The June trade deficit was far wider than expected by most analysts, who penciled in an average estimate of $48 billion due to slowing demand as the economy staggers.
Imports fell 0.8% from May, to $223.9 billion. The decrease was mainly due to a decline in prices for oil and commodities used in manufacturing, a sector that slowed in June.
But in a more worrying development for economic growth, exports fell for the second consecutive month in June, by 2.3% from May to $170.9 billion.
The sectors hardest hit by falling demand for U.S. goods were industrial supplies and materials; capital goods; and foods, feeds and beverages.

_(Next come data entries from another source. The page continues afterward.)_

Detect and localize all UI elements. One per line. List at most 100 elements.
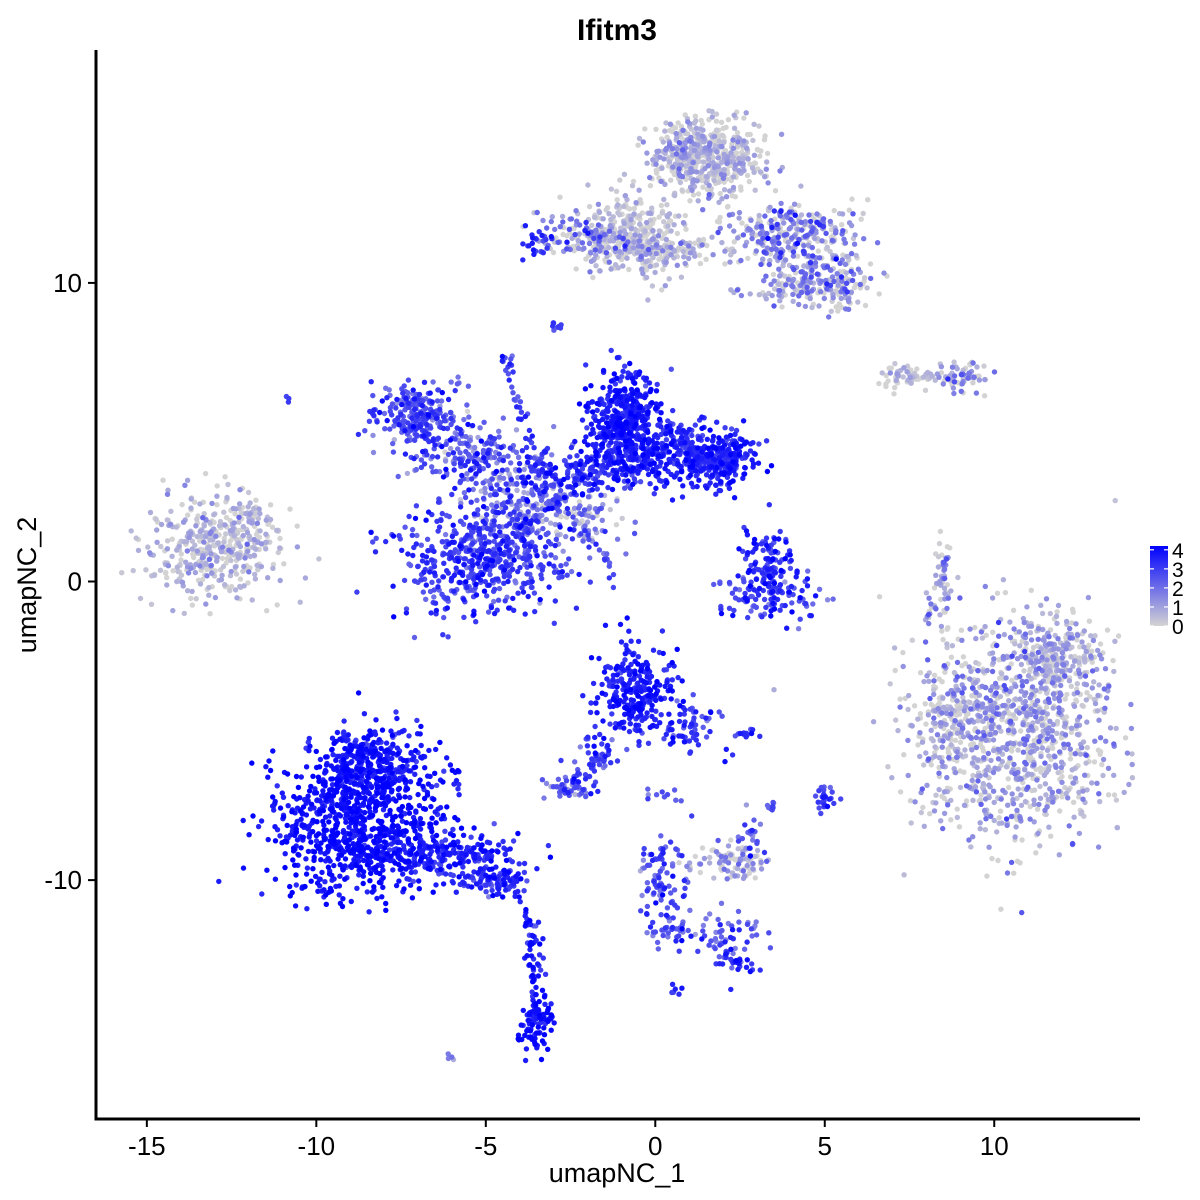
data-point (785, 239, 791, 246)
data-point (700, 724, 706, 730)
data-point (865, 197, 871, 203)
data-point (664, 214, 671, 220)
data-point (607, 506, 613, 513)
data-point (923, 750, 929, 756)
data-point (617, 229, 623, 236)
data-point (950, 690, 957, 697)
data-point (928, 762, 934, 768)
data-point (584, 519, 591, 525)
data-point (932, 720, 938, 727)
data-point (1100, 772, 1106, 779)
data-point (992, 680, 999, 687)
data-point (1018, 776, 1024, 782)
data-point (722, 248, 728, 254)
data-point (182, 482, 188, 488)
data-point (1065, 795, 1071, 801)
data-point (214, 554, 220, 561)
data-point (1015, 747, 1021, 753)
data-point (1077, 644, 1083, 650)
data-point (699, 845, 706, 851)
data-point (1114, 825, 1121, 831)
data-point (640, 270, 646, 277)
data-point (543, 780, 550, 787)
data-point (940, 381, 946, 387)
data-point (831, 207, 837, 214)
data-point (637, 479, 644, 485)
data-point (197, 528, 203, 535)
data-point (981, 755, 987, 761)
data-point (672, 192, 678, 199)
data-point (179, 501, 185, 508)
data-point (1083, 752, 1089, 758)
data-point (741, 167, 747, 174)
data-point (958, 388, 964, 394)
data-point (1013, 683, 1019, 689)
data-point (206, 584, 212, 591)
data-point (730, 154, 736, 160)
data-point (655, 946, 661, 952)
data-point (1076, 655, 1083, 661)
data-point (563, 561, 569, 567)
data-point (628, 225, 634, 232)
data-point (1042, 673, 1049, 679)
data-point (936, 580, 943, 586)
data-point (959, 637, 965, 643)
data-point (695, 154, 701, 160)
data-point (622, 192, 629, 199)
data-point (666, 276, 672, 282)
data-point (997, 693, 1004, 700)
data-point (647, 174, 653, 181)
data-point (245, 548, 251, 554)
data-point (1103, 738, 1109, 744)
data-point (915, 742, 921, 748)
data-point (1054, 730, 1060, 736)
data-point (429, 453, 436, 460)
data-point (593, 227, 599, 233)
data-point (809, 244, 815, 251)
data-point (962, 747, 968, 753)
data-point (1079, 745, 1085, 751)
data-point (1083, 760, 1089, 766)
data-point (838, 295, 844, 302)
data-point (1029, 651, 1035, 658)
data-point (680, 220, 687, 226)
data-point (719, 239, 725, 246)
data-point (164, 517, 170, 523)
data-point (671, 171, 678, 178)
data-point (691, 147, 698, 153)
data-point (678, 240, 684, 246)
data-point (1044, 690, 1050, 696)
data-point (1041, 772, 1048, 779)
data-point (664, 791, 671, 798)
data-point (294, 544, 301, 550)
data-point (237, 576, 244, 582)
data-point (867, 261, 874, 267)
data-point (673, 135, 680, 141)
data-point (670, 164, 676, 170)
data-point (1046, 667, 1053, 673)
data-point (961, 685, 967, 691)
data-point (231, 520, 237, 526)
data-point (608, 186, 614, 192)
data-point (676, 166, 682, 172)
data-point (1068, 654, 1074, 660)
data-point (731, 239, 737, 245)
data-point (958, 627, 965, 633)
data-point (606, 259, 612, 265)
data-point (925, 756, 932, 762)
data-point (236, 501, 243, 507)
data-point (939, 628, 945, 634)
data-point (938, 596, 944, 603)
data-point (431, 594, 437, 600)
data-point (1010, 607, 1017, 613)
data-point (989, 595, 996, 601)
data-point (764, 159, 770, 165)
data-point (701, 855, 708, 862)
data-point (199, 555, 206, 561)
data-point (948, 711, 954, 717)
data-point (893, 377, 899, 383)
data-point (208, 562, 214, 569)
data-point (232, 564, 239, 570)
data-point (937, 720, 944, 726)
data-point (973, 679, 979, 686)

"A rising trade deficit is not the prescription for job creation in America," said Scott Paul, executive director of the Alliance for American Manufacturing. "The June trade deficit exceeded virtually every estimate and is further proof that our economy is falling behind."I'm particularly concerned by the rising trade deficit with China. Unless we achieve a major rebalancing with China, our manufacturing sector will continue to experience long-term challenges. China has taken sporadic baby steps to increase the value of the Yuan, when what we need is a revaluation of at least 30%. Unless the Obama Administration gets tougher with China, we'll continue to see high trade deficits and anemic job growth."
The unexpected drop in exports could lead to a lower estimate for second-quarter growth in gross domestic product, the broad measure of the nation's goods and services output. The first estimate of GDP growth in the April-June period was a weaker than expected 1.3% rise from the same period in 2010.